Tuesday, December 4, 2018
Taking Notes on Changing U.S. Immigration
Today in class, on December 4, Mr. Schick was not in class so we took notes on a packet about immigration. Some facts I learned from this packet were 80 million people migrated to the United States between 1820 and 2015, including 42 million who were alive in 2015. The three main periods when people immigrate here were the colonial settlement, mass European immigration, and later Asian and Latin American immigration. After the United States gained independence, the population in 1790 was 3.9 million, including 950,000 who immigrated from one of the colonies part of the U.S now, with 62% of immigrants from Europe and 38% of immigrants from Sub-Saharan Africa. Between 1820 and 1920, 32 million people immigrated to the United States and 90% of them are from Europe. Germany has sent the largest number of immigrants with 7.2 million.
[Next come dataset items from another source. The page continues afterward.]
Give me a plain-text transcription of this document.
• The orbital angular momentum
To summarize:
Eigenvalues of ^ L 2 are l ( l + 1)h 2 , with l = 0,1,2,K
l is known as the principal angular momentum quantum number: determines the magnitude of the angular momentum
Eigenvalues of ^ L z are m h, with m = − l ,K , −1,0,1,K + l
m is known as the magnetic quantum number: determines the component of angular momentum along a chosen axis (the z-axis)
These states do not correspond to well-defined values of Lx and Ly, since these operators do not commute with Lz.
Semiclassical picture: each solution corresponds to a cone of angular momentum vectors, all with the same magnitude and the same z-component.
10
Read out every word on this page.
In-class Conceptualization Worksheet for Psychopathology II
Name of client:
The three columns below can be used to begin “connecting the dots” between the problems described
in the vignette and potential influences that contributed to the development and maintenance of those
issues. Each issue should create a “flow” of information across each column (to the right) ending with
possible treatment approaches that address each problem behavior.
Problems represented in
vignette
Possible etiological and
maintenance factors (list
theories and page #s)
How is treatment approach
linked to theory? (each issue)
Italy has sent 5.4 million, the United Kingdom with 5.3 million, Ireland with 4.8 million, and Russia with 4.1 million. Frequently changing boundaries make it hard to distinguish the exact number of immigrants. Immigration to the U.S dropped a lot between the 1930s and 1940s because of the Great Depression and World War II. Gradually, the number rose up the following decade and shot up greatly at the beginning of the twenty-first century. Now, the leading sources of immigrants are from Asia, China, the Phillapenes, India, and Vietnam.